Shakti Gupta; Lucia Dutan Polit; Michael Fitzgerald; Helen A Rowland; Divya Murali; Noel J Buckley; Shankar Subramaniam

doi:10.3389/fnmol.2023.1139287

Temporal transcriptional control of neural induction in human induced pluripotent stem cells

Front Mol Neurosci. 2023 May 5:16:1139287. doi: 10.3389/fnmol.2023.1139287. eCollection 2023.

Authors

Shakti Gupta¹, Lucia Dutan Polit², Michael Fitzgerald¹, Helen A Rowland³, Divya Murali¹, Noel J Buckley³, Shankar Subramaniam^{1

4}

Affiliations

¹ Department of Bioengineering, University of California, San Diego, San Diego, CA, United States.
² Maurice Wohl Clinical Neuroscience Institute, King's College London, London, United Kingdom.
³ Department of Psychiatry and Kavli Institute for Nanoscience Discovery, University of Oxford, Oxford, United Kingdom.
⁴ Departments of Computer Science and Engineering, and Cellular and Molecular Medicine, University of California, San Diego, San Diego, CA, United States.

Abstract

Introduction: Neural induction of human induced pluripotent stem cells represents a critical switch in cell state during which pluripotency is lost and commitment to a neural lineage is initiated. Although many of the key transcription factors involved in neural induction are known, we know little of the temporal and causal relationships that are required for this state transition.

Methods: Here, we have carried out a longitudinal analysis of the transcriptome of human iPSCs undergoing neural induction. Using the temporal relationships between the changing profile of key transcription factors and subsequent changes in their target gene expression profiles, we have identified distinct functional modules operative throughout neural induction.

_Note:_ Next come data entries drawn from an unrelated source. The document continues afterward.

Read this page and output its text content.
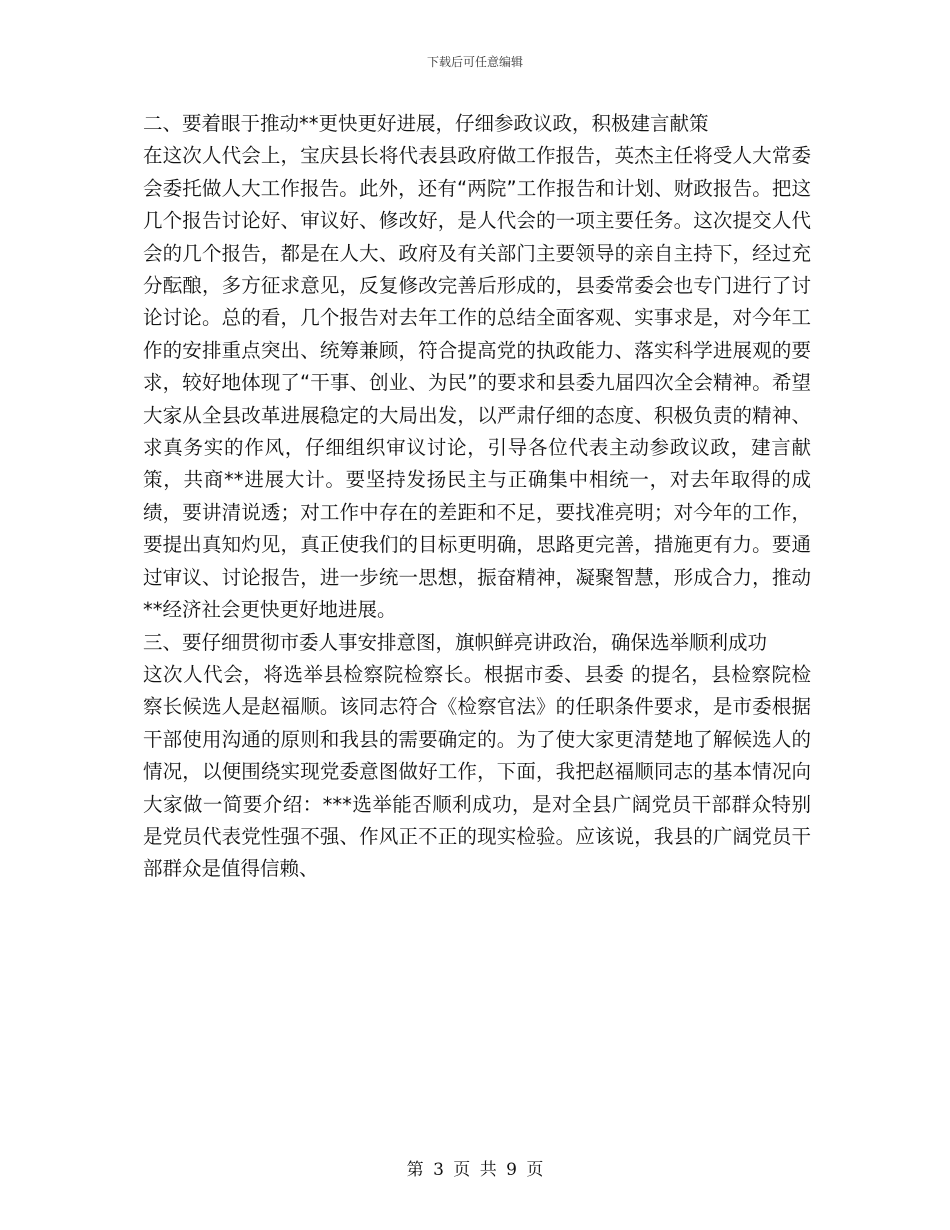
下载后可任意编辑

二、要着眼于推动**更快更好进展，仔细参政议政，积极建言献策

在这次人代会上，宝庆县长将代表县政府做工作报告，英杰主任将受人大常委会委托做人大工作报告。此外，还有“两院”工作报告和计划、财政报告。把这几个报告讨论好、审议好、修改好，是人代会的一项主要任务。这次提交人代会的几个报告，都是在人大、政府及有关部门主要领导的亲自主持下，经过充分酝酿，多方征求意见，反复修改完善后形成的，县委常委会也专门进行了讨论讨论。总的看，几个报告对去年工作的总结全面客观、实事求是，对今年工作的安排重点突出、统筹兼顾，符合提高党的执政能力、落实科学进展观的要求，较好地体现了“干事、创业、为民”的要求和县委九届四次全会精神。希望大家从全县改革进展稳定的大局出发，以严肃仔细的态度、积极负责的精神、求真务实的作风，仔细组织审议讨论，引导各位代表主动参政议政，建言献策，共商**进展大计。要坚持发扬民主与正确集中相统一，对去年取得的成绩，要讲清说透；对工作中存在的差距和不足，要找准亮明；对今年的工作，要提出真知灼见，真正使我们的目标更明确，思路更完善，措施更有力。要通过审议、讨论报告，进一步统一思想，振奋精神，凝聚智慧，形成合力，推动**经济社会更快更好地进展。

三、要仔细贯彻市委人事安排意图，旗帜鲜亮讲政治，确保选举顺利成功

这次人代会，将选举县检察院检察长。根据市委、县委 的提名，县检察院检察长候选人是赵福顺。该同志符合《检察官法》的任职条件要求，是市委根据干部使用沟通的原则和我县的需要确定的。为了使大家更清楚地了解候选人的情况，以便围绕实现党委意图做好工作，下面，我把赵福顺同志的基本情况向大家做一简要介绍：***选举能否顺利成功，是对全县广阔党员干部群众特别是党员代表党性强不强、作风正不正的现实检验。应该说，我县的广阔党员干部群众是值得信赖、

第 3 页 共 9 页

Results: In addition to modules that govern loss of pluripotency and gain of neural ectoderm identity, we discover other modules governing cell cycle and metabolism. Strikingly, some of these functional modules are retained throughout neural induction, even though the gene membership of the module changes. Systems analysis identifies other modules associated with cell fate commitment, genome integrity, stress response and lineage specification. We then focussed on OTX2, one of the most precociously activated transcription factors during neural induction. Our temporal analysis of OTX2 target gene expression identified several OTX2 regulated gene modules representing protein remodelling, RNA splicing and RNA processing. Further CRISPRi inhibition of OTX2 prior to neural induction promotes an accelerated loss of pluripotency and a precocious and aberrant neural induction disrupting some of the previously identified modules.

Discussion: We infer that OTX2 has a diverse role during neural induction and regulates many of the biological processes that are required for loss of pluripotency and gain of neural identity. This dynamical analysis of transcriptional changes provides a unique perspective of the widespread remodelling of the cell machinery that occurs during neural induction of human iPSCs.

Keywords: OTX2; induced pluripotent stem cell; neural induction; pluripotency; transcription.